Aber wenn auch aller Anfang schwer war – als der Sonderweg des DDR-Fußballs am 20. November 1990 mit der Auflösung des DFV und der Gründung des Regionalverbandes Nordost ziemlich abrupt sein Ende gefunden hatte, durfte sich die Länderspiel-Bilanz mit 138 Siegen, 69 Unentschieden und 86 Niederlagen schon sehen lassen. Und waren es zu Beginn allein die sozialistischen Bruderländer, die angesichts der politischen (und auch sportlichen) Isolation der lange Zeit vergeblich um Anerkennung bemühten DDR als Spielpartner zur Verfügung standen, so war die Palette der Gegner schließlich doch weltumspannend. Selbst England (0-1-3), Frankreich (3-2-2), Italien (1-2-1), die Niederlande (2-1-6) oder Spanien (1-2-0) fehlten nicht. Stück um Stück trotzte der DDR-Sport, bei Olympischen Spielen zuletzt bekanntlich eine Großmacht wie die UdSSR und die USA, hartnäckig den Widrigkeiten und positionierte sich unaufhaltsam als schließlich real existierender, wenn auch häufig naserümpfend zur Kenntnis genommener Faktor.
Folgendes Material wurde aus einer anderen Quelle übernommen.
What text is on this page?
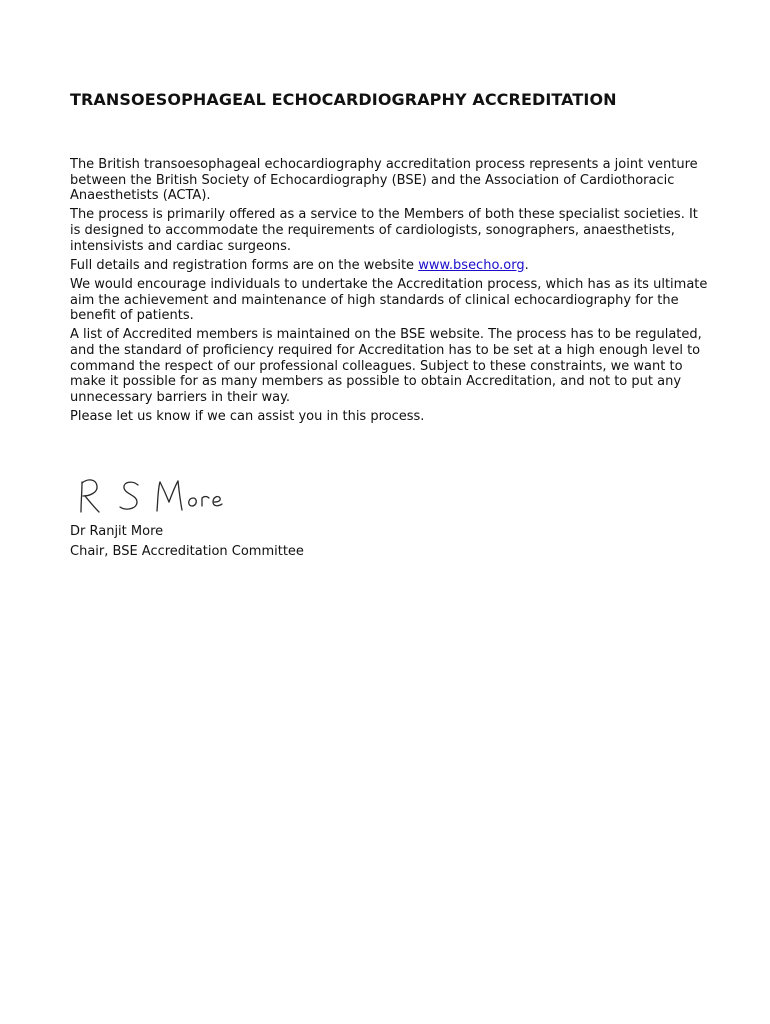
TRANSOESOPHAGEAL ECHOCARDIOGRAPHY ACCREDITATION

The British transoesophageal echocardiography accreditation process represents a joint venture between the British Society of Echocardiography (BSE) and the Association of Cardiothoracic Anaesthetists (ACTA).

The process is primarily offered as a service to the Members of both these specialist societies. It is designed to accommodate the requirements of cardiologists, sonographers, anaesthetists, intensivists and cardiac surgeons.

Full details and registration forms are on the website www.bsecho.org.

We would encourage individuals to undertake the Accreditation process, which has as its ultimate aim the achievement and maintenance of high standards of clinical echocardiography for the benefit of patients.

A list of Accredited members is maintained on the BSE website. The process has to be regulated, and the standard of proficiency required for Accreditation has to be set at a high enough level to command the respect of our professional colleagues. Subject to these constraints, we want to make it possible for as many members as possible to obtain Accreditation, and not to put any unnecessary barriers in their way.

Please let us know if we can assist you in this process.

Dr Ranjit More
Chair, BSE Accreditation Committee
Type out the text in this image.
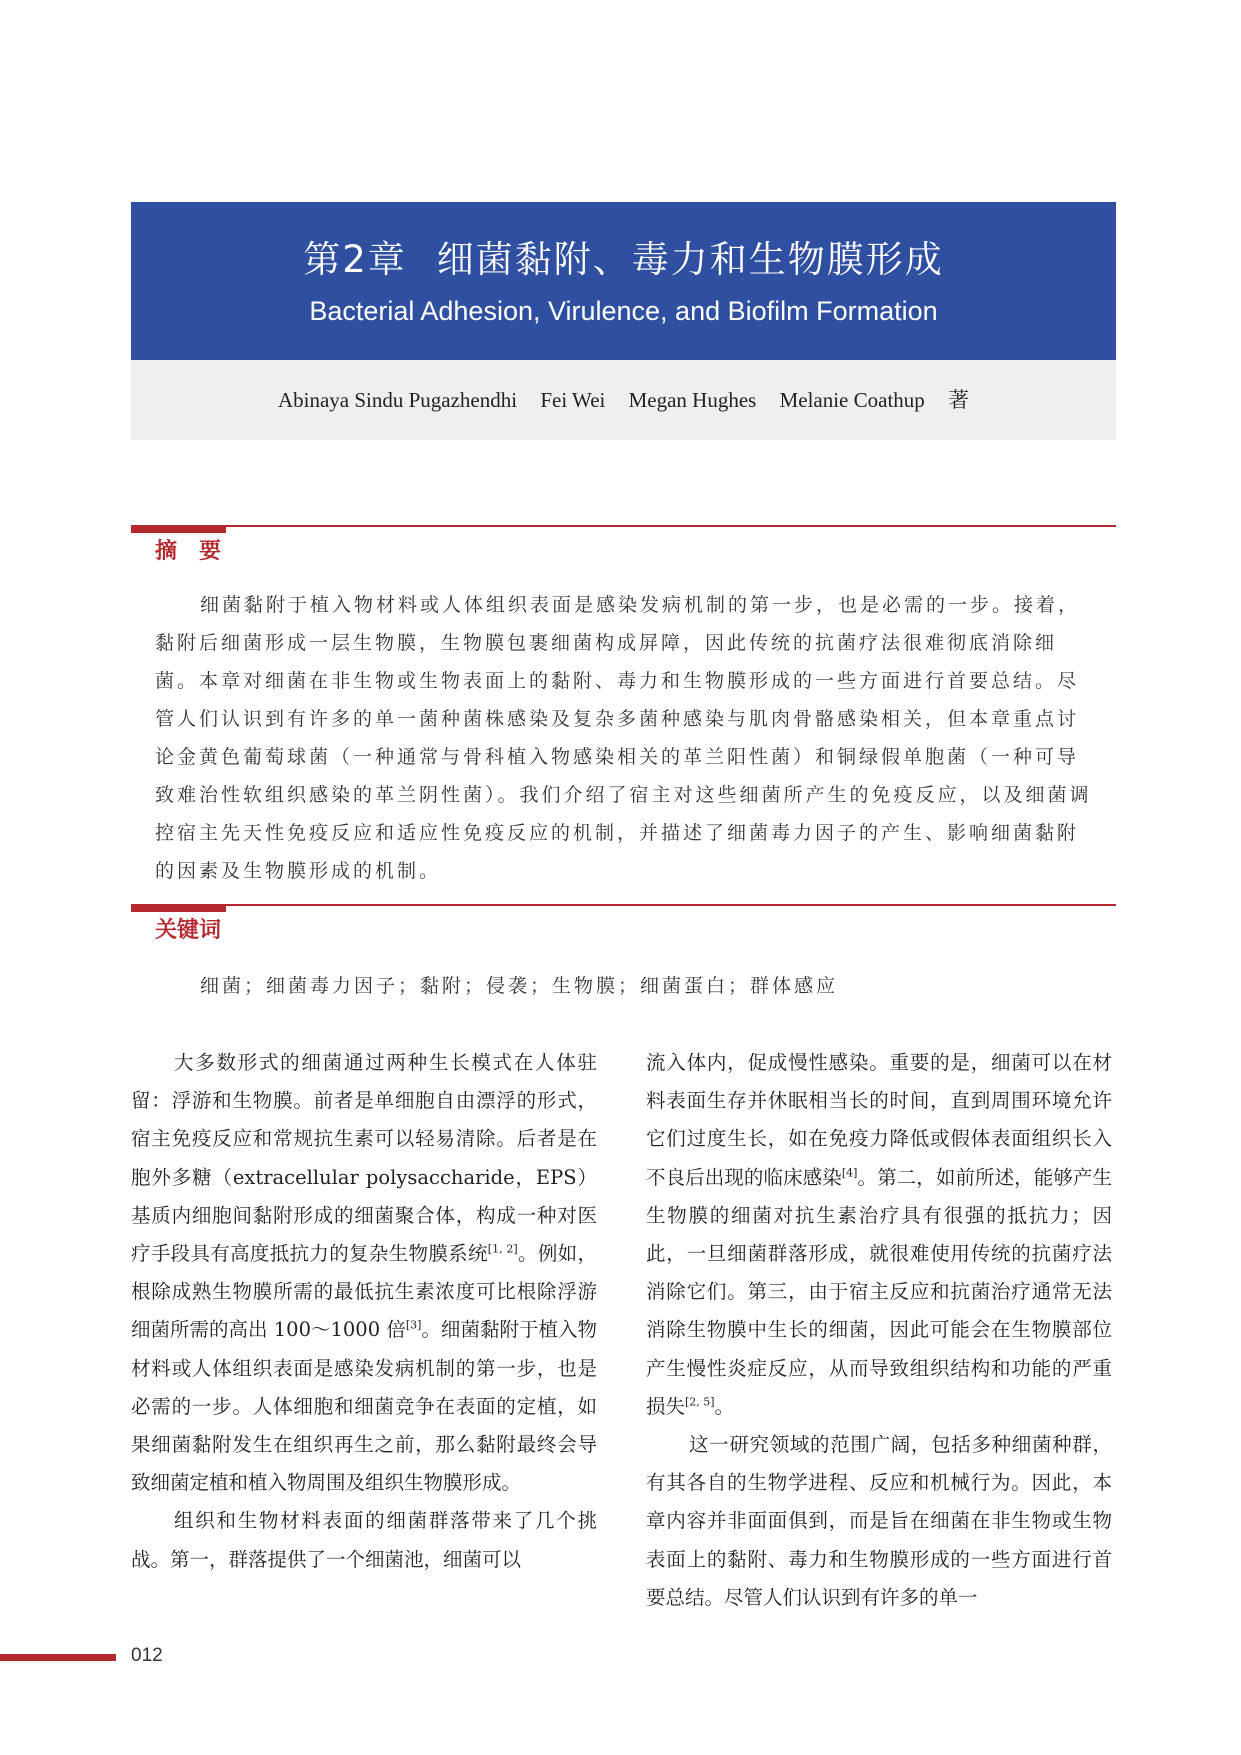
第2章 细菌黏附、毒力和生物膜形成
Bacterial Adhesion, Virulence, and Biofilm Formation
Abinaya Sindu Pugazhendhi Fei Wei Megan Hughes Melanie Coathup 著
摘　要

细菌黏附于植入物材料或人体组织表面是感染发病机制的第一步，也是必需的一步。接着，黏附后细菌形成一层生物膜，生物膜包裹细菌构成屏障，因此传统的抗菌疗法很难彻底消除细菌。本章对细菌在非生物或生物表面上的黏附、毒力和生物膜形成的一些方面进行首要总结。尽管人们认识到有许多的单一菌种菌株感染及复杂多菌种感染与肌肉骨骼感染相关，但本章重点讨论金黄色葡萄球菌（一种通常与骨科植入物感染相关的革兰阳性菌）和铜绿假单胞菌（一种可导致难治性软组织感染的革兰阴性菌）。我们介绍了宿主对这些细菌所产生的免疫反应，以及细菌调控宿主先天性免疫反应和适应性免疫反应的机制，并描述了细菌毒力因子的产生、影响细菌黏附的因素及生物膜形成的机制。

关键词
细菌；细菌毒力因子；黏附；侵袭；生物膜；细菌蛋白；群体感应

大多数形式的细菌通过两种生长模式在人体驻留：浮游和生物膜。前者是单细胞自由漂浮的形式，宿主免疫反应和常规抗生素可以轻易清除。后者是在胞外多糖（extracellular polysaccharide，EPS）基质内细胞间黏附形成的细菌聚合体，构成一种对医疗手段具有高度抵抗力的复杂生物膜系统[1, 2]。例如，根除成熟生物膜所需的最低抗生素浓度可比根除浮游细菌所需的高出 100～1000 倍[3]。细菌黏附于植入物材料或人体组织表面是感染发病机制的第一步，也是必需的一步。人体细胞和细菌竞争在表面的定植，如果细菌黏附发生在组织再生之前，那么黏附最终会导致细菌定植和植入物周围及组织生物膜形成。

组织和生物材料表面的细菌群落带来了几个挑战。第一，群落提供了一个细菌池，细菌可以

流入体内，促成慢性感染。重要的是，细菌可以在材料表面生存并休眠相当长的时间，直到周围环境允许它们过度生长，如在免疫力降低或假体表面组织长入不良后出现的临床感染[4]。第二，如前所述，能够产生生物膜的细菌对抗生素治疗具有很强的抵抗力；因此，一旦细菌群落形成，就很难使用传统的抗菌疗法消除它们。第三，由于宿主反应和抗菌治疗通常无法消除生物膜中生长的细菌，因此可能会在生物膜部位产生慢性炎症反应，从而导致组织结构和功能的严重损失[2, 5]。

这一研究领域的范围广阔，包括多种细菌种群，有其各自的生物学进程、反应和机械行为。因此，本章内容并非面面俱到，而是旨在细菌在非生物或生物表面上的黏附、毒力和生物膜形成的一些方面进行首要总结。尽管人们认识到有许多的单一

012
Im Fußball stellte die Aufnahme in den Fußball-Weltverband (FIFA) 1952 einen bedeutenden Teilerfolg auf dem Weg zur Anerkennung dar. Mit seinen Staatsamateuren, die freilich bei Licht betrachtet wie westliche Profis trainiert und vorbereitet wurden, errang der DFV seinen größten Erfolg 1976, als der Gewinn der olympischen Goldmedaille glückte. Das Team von Trainer Georg Buschner bezwang im Finale von Montreal den WM-Dritten Polen durch die Tore von Hartmut Schade, Martin Hoffmann und Reinhard Häfner mit 3:1. Zwei Jahre zuvor hatte es bei der WM den zweifellos spektakulärsten Erfolg gegeben: das 1:0 gegen die Mannschaft des "Klassenfeindes" Bundesrepublik, dazu noch auf dessen Territorium. Jürgen Sparwasser vom 1. FC Magdeburg war der umjubelte Torschütze in Hamburg. Und so lautete die Aufstellung des DDR-Teams bei dieser Fußball-Sensation: Croy, Bransch, Kische, Weise, Wätzlich, Lauck, Irmscher, Kurbjuweit, Sparwasser, Kreische, Hoffmann und Hamann. Für den großen Favoriten, das DFB-Team um Franz Beckenbauer, hatte die schmähliche Niederlage aber doch ihr Gutes: Erstens war sie der dröhnende Weckruf für mehr Einsatz und Geschlossenheit, zweitens ersparte sie der DFB-Mannschaft die viel schwierigere Gruppe A der zweiten Finalrunde, in welcher der Weg ins Endspiel sehr steinig geworden wäre.